Destination-Sequenced Distance Vector (DSDV) routing protocol is a pro-active, table-driven routing protocol for MANETs developed by Charles E. Perkins and Pravin Bhagwat in 1994. It uses the hop count as metric in route selection.

This model was developed by the ResiliNets research group at the University of Kansas. A paper on this model exists at this URL.

DSDV Routing Overview

DSDV Routing Table: Every node will maintain a table listing all the other nodes it has known either directly or through some neighbors. Every node has a single entry in the routing table. The entry will have information about the node’s IP address, last known sequence number and the hop count to reach that node. Along with these details the table also keeps track of the nexthop neighbor to reach the destination node, the timestamp of the last update received for that node.

The DSDV update message consists of three fields, Destination Address, Sequence Number and Hop Count.

Each node uses 2 mechanisms to send out the DSDV updates.

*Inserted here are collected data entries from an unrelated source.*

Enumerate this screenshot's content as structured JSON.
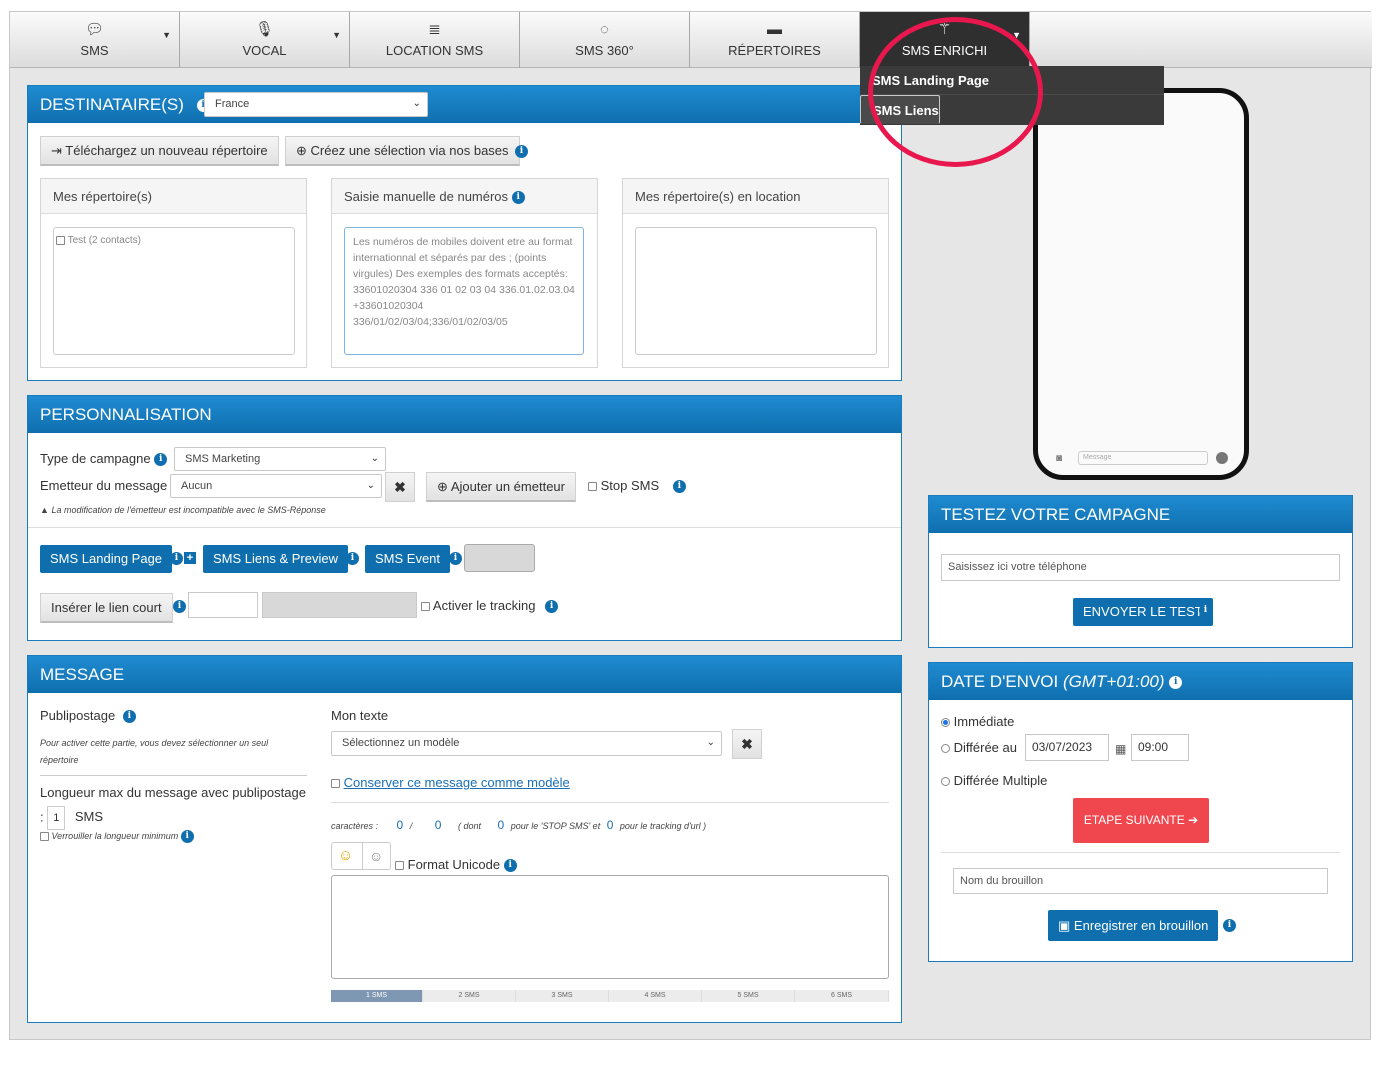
{
  "nav": {
    "items": [
      {
        "label": "SMS",
        "icon": "chat-icon"
      },
      {
        "label": "VOCAL",
        "icon": "microphone-icon"
      },
      {
        "label": "LOCATION SMS",
        "icon": "database-icon"
      },
      {
        "label": "SMS 360°",
        "icon": "circle-refresh-icon"
      },
      {
        "label": "RÉPERTOIRES",
        "icon": "folder-icon"
      },
      {
        "label": "SMS ENRICHI",
        "icon": "magic-wand-icon"
      }
    ],
    "dropdown": [
      "SMS Landing Page",
      "SMS Liens"
    ]
  },
  "destinataires": {
    "title": "DESTINATAIRE(S)",
    "country": "France",
    "upload_btn": "Téléchargez un nouveau répertoire",
    "create_btn": "Créez une sélection via nos bases",
    "box1_title": "Mes répertoire(s)",
    "box1_item": "Test (2 contacts)",
    "box2_title": "Saisie manuelle de numéros",
    "box2_placeholder": "Les numéros de mobiles doivent etre au format internationnal et séparés par des ; (points virgules) Des exemples des formats acceptés: 33601020304   336 01 02 03 04 336.01.02.03.04   +33601020304 336/01/02/03/04;336/01/02/03/05",
    "box3_title": "Mes répertoire(s) en location"
  },
  "perso": {
    "title": "PERSONNALISATION",
    "type_label": "Type de campagne",
    "type_value": "SMS Marketing",
    "emetteur_label": "Emetteur du message",
    "emetteur_value": "Aucun",
    "add_emetteur": "Ajouter un émetteur",
    "stop_sms": "Stop SMS",
    "warning": "La modification de l'émetteur est incompatible avec le SMS-Réponse",
    "btn_landing": "SMS Landing Page",
    "btn_liens": "SMS Liens & Preview",
    "btn_event": "SMS Event",
    "btn_lien_court": "Insérer le lien court",
    "tracking": "Activer le tracking"
  },
  "message": {
    "title": "MESSAGE",
    "publipostage": "Publipostage",
    "publi_note": "Pour activer cette partie, vous devez sélectionner un seul répertoire",
    "longueur": "Longueur max du message avec publipostage",
    "longueur_prefix": ":",
    "longueur_value": "1",
    "longueur_unit": "SMS",
    "verrouiller": "Verrouiller la longueur minimum",
    "mon_texte": "Mon texte",
    "modele": "Sélectionnez un modèle",
    "conserver": "Conserver ce message comme modèle",
    "caracteres": "caractères :",
    "count1": "0",
    "slash": "/",
    "count2": "0",
    "dont": "( dont",
    "count3": "0",
    "stop_txt": "pour le 'STOP SMS' et",
    "count4": "0",
    "tracking_txt": "pour le tracking d'url )",
    "unicode": "Format Unicode",
    "segments": [
      "1 SMS",
      "2 SMS",
      "3 SMS",
      "4 SMS",
      "5 SMS",
      "6 SMS"
    ]
  },
  "test": {
    "title": "TESTEZ VOTRE CAMPAGNE",
    "placeholder": "Saisissez ici votre téléphone",
    "button": "ENVOYER LE TEST"
  },
  "date": {
    "title": "DATE D'ENVOI",
    "tz": "(GMT+01:00)",
    "immediate": "Immédiate",
    "differee": "Différée au",
    "date_value": "03/07/2023",
    "time_value": "09:00",
    "multiple": "Différée Multiple",
    "next": "ETAPE SUIVANTE",
    "draft_placeholder": "Nom du brouillon",
    "save": "Enregistrer en brouillon"
  },
  "phone": {
    "message_placeholder": "Message"
  },
  "colors": {
    "accent": "#0f6fae",
    "highlight": "#e8184f",
    "next": "#f0474f"
  }
}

They are,

  1. Periodic Updates

    Periodic updates are sent out after every m_periodicUpdateInterval(default:15s). In this update the node broadcasts out its entire routing table.

  2. Trigger Updates

    Trigger Updates are small updates in-between the periodic updates. These updates are sent out whenever a node receives a DSDV packet that caused a change in its routing table. The original paper did not clearly mention when for what change in the table should a DSDV update be sent out. The current implementation sends out an update irrespective of the change in the routing table.

The updates are accepted based on the metric for a particular node. The first factor determining the acceptance of an update is the sequence number. It has to accept the update if the sequence number of the update message is higher irrespective of the metric. If the update with same sequence number is received, then the update with least metric (hopCount) is given precedence.

In highly mobile scenarios, there is a high chance of route fluctuations, thus we have the concept of weighted settling time where an update with change in metric will not be advertised to neighbors. The node waits for the settling time to make sure that it did not receive the update from its old neighbor before sending out that update.

The current implementation covers all the above features of DSDV. The current implementation also has a request queue to buffer packets that have no routes to destination. The default is set to buffer up to 5 packets per destination.